Он был еще молод – моложе моего отца – и, хоть и родился в наших краях, выбрался из них, получил степень бакалавра искусств в Колумбийском университете, затем – магистра богословия в Йеле и рукоположение в Риме. Говорил на четырех языках (английском, французском, итальянском, латыни), читал, помимо них, еще на двух (немецком и испанском), любил музыку (на стене его кабинета висела мандолина) – в общем, был слишком большим для нашего захолустья космополитом, и я, подросток, никак не мог взять в толк, почему он сюда вернулся.

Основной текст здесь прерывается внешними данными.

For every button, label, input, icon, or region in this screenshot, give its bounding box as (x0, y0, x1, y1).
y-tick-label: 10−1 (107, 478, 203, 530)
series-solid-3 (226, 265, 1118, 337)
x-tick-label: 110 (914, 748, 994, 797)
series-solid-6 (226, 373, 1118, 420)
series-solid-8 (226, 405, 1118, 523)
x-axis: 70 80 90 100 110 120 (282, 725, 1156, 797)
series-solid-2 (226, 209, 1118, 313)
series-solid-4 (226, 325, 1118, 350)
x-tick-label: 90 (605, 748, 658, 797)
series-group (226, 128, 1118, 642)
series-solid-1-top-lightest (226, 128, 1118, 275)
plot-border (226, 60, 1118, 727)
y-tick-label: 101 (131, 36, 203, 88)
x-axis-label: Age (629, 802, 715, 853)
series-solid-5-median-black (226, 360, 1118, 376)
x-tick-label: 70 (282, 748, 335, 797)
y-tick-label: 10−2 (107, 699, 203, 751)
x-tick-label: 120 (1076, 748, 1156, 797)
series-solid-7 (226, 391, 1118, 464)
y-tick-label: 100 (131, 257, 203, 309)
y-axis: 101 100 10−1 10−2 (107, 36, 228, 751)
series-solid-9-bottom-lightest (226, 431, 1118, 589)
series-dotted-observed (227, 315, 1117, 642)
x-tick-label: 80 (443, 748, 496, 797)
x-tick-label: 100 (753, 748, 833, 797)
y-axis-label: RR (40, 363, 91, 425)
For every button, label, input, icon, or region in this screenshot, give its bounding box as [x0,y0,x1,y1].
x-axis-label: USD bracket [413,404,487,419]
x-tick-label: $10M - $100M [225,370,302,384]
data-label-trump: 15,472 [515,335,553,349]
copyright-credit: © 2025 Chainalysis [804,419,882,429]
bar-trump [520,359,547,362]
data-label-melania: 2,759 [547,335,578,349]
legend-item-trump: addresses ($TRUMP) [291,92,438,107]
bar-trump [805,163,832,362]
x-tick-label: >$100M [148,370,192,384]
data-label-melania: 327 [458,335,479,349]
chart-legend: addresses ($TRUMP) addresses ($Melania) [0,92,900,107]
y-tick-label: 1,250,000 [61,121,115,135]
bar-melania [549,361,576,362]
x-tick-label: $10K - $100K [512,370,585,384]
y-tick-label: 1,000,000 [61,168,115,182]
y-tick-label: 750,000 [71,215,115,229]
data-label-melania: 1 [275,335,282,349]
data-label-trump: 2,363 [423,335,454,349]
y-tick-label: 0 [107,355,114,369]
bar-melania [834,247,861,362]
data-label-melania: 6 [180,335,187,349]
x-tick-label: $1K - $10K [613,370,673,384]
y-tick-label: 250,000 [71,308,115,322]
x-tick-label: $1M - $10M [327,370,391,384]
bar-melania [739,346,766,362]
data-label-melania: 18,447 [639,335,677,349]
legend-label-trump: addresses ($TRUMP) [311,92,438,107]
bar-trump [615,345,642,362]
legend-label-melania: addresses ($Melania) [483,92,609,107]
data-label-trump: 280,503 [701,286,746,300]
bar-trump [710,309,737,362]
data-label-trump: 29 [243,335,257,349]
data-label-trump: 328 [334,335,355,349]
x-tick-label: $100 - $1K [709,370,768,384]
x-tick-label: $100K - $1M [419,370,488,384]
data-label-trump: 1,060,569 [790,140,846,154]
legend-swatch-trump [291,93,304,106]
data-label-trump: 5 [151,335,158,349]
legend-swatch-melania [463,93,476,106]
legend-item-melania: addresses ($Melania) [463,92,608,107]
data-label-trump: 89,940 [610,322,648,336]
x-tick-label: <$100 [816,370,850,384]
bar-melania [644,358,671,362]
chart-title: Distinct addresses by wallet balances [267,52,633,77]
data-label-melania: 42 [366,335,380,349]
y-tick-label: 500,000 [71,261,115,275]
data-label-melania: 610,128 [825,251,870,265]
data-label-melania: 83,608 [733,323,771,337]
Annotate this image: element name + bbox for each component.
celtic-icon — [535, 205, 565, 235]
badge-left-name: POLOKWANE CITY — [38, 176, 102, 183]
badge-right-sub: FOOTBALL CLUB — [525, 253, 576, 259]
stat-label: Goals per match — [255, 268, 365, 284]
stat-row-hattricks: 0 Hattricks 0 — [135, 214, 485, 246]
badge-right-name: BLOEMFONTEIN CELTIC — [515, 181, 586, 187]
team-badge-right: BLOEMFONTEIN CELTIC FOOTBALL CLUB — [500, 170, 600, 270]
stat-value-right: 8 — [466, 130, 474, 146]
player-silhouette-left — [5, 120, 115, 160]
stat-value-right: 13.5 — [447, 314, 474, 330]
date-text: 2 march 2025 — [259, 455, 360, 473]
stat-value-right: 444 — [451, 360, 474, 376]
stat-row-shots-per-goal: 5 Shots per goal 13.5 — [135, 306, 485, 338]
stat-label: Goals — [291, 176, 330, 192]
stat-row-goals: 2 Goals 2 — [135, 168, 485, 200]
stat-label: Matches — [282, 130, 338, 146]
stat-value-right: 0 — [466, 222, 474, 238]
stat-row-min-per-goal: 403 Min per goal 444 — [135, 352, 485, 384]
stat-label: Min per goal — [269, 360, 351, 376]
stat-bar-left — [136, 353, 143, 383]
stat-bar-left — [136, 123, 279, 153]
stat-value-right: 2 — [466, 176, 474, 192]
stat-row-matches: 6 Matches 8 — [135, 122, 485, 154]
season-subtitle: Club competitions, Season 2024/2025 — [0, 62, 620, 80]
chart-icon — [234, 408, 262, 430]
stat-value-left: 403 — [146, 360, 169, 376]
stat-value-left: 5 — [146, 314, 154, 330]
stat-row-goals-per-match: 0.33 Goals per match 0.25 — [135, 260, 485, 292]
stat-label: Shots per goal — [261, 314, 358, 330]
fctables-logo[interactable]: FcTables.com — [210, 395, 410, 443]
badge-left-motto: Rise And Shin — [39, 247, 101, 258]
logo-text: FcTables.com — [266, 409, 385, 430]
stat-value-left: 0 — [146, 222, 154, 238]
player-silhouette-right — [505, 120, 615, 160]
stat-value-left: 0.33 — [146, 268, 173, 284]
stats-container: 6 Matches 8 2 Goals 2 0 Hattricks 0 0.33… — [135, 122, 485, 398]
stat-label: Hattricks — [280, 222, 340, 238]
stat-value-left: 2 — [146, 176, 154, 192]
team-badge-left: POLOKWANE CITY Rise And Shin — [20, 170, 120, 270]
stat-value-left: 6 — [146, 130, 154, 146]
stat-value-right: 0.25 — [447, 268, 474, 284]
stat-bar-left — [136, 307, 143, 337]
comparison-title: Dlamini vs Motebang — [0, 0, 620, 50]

– С течением времени жизнь совершает круг. И когда ты приходишь в исходную точку, она кажется тебе другой, потому что ты смотришь на нее сквозь очки накопленного тобой знания. Мое место здесь, Джозеф. Бог, по мудрости Его, с самого начала направил меня сюда. Мне же, в невежестве моем, понадобилось пятнадцать лет, чтобы уяснить, в чем состоял Его замысел.
В отличие от родителей, которые звали меня Джои, отец Фред никогда не обращался ко мне иначе как прибегая к полному моему имени, в итоге я и сам стал мысленно называть себя так, словно был уже сложившейся личностью, а не детским ее наброском. С наступлением отрочества отчужденность от родителей, которую я ощущал всегда, начала перекипать, переливаться через край, превращаясь в ненависть ко всему роду человеческому. Я порицал окружавших меня людей за их грехи, подлинные и воображаемые: за узость целей, за отсутствие воображения, за деланность проявлений горя – девушки, которые и знать-то Криса почти не знали, обнимались и плакали, когда его отпевали. Я был типичным «молодым бунтарем», естественная в моем возрасте внутренняя смута еще и усугублялась тем, что мне пришлось пережить кое-что воистину омерзительное. И я отчаянно нуждался в человеке, который принимал бы меня всерьез, а отец Фред как раз таким человеком и был.
Перечитывая написанное мной, я вижу, что оно изображает меня человеком надменно объективным. Даже холодным. Такого рода флюиды исходят от многих философов. Люди ошибаются, считая нас, философов, бесстрастными. Эмоции переполняли и переполняют меня. Но я верю, что эмоции наилучшим образом выражаются в языке и что языком не следует размахивать, точно заряженным пистолетом. Думайте, прежде чем заговорить, и говорите, прежде чем начать действовать. Размышляйте. Исследуйте. Сомневайтесь. Впитывайте идеи и верьте, что они важны не меньше, чем ваша собственность, ибо ценность знания куда значительней пользы, которую оно приносит. Живите бодрствуя, и жизнь ваша будет лучше, нежели жизнь сомнамбулы.